Theresa May, the UK Prime Minister, is reportedly receiving support from “30 to 40” Labour Party officials on a Brexit deal. The Labour Party, which is currently the opposition party, has been against Brexit since the idea first started gaining traction in the UK.
The new deal that May has proposed will still result in the UK leaving the EU, but the deal will smooth over trade between the two.
Theresa May on Brexit Deal
The Brexit vote was highly divisive in the UK and resulted in a great deal of debate. The vote was put to a referendum, in which nearly all voting-age adults were allowed to vote. Leave just barely beat out remain, and so the UK began the process of separating from the EU. This process has been highly partisan and very divisive in the UK.
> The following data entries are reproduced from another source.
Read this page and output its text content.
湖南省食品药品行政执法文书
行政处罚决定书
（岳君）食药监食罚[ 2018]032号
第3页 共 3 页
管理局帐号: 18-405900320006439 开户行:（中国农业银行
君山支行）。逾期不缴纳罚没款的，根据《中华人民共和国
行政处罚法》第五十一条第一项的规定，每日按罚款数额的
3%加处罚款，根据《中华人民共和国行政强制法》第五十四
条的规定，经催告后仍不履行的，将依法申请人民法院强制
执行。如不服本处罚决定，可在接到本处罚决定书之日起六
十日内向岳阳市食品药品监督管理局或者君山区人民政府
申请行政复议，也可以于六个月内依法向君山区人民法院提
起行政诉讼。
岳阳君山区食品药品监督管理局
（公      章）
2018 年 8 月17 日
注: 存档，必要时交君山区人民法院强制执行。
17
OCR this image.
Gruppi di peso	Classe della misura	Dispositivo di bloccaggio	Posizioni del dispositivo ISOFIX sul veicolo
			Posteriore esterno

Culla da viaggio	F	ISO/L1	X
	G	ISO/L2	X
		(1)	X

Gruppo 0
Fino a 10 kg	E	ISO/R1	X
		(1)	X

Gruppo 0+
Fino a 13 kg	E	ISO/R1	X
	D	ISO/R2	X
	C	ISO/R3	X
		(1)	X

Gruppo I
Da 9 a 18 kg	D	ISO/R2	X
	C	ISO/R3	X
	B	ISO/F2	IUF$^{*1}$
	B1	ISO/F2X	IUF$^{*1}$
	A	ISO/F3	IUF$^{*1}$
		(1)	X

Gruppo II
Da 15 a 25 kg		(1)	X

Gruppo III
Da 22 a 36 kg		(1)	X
The most important part of the post-vote process has been the UK and EU coming to agreements over their “divorce.” These agreements include issues such as what will happen to trade deals, movement from the UK to the EU and what becomes of UK citizens living in EU member states.
Theresa May’s Plan
Theresa May’s cabinet has been trying to hammer out deals with the EU since the referendum vote. Complicating matters is the reality that many members of the cabinet have varying viewpoints on Brexit. A number of them actually oppose the move, while others helped lead the campaign to exit the EU. As such, the plan that has been drawn up is full on compromises on both sides.
Now, it appears that talks are nearly complete. The “divorce plans” that have been drawn up are receiving some key support from between 30 and 40 members of the opposition party. If these plans are okayed, it would allow for trade relations between the UK and EU to remain stable. Otherwise, if no deal is reached in time before the UK leaves, it could result in panic.
Analysts say that the UK leaving the EU with no clear trade agreements would panic investors and cause a rift to open in the West. UK trade with EU member nations would have to be overseen by the World Trade Organization. Suffice it to say, many in England have reason to vote for compromise to prevent catastrophe.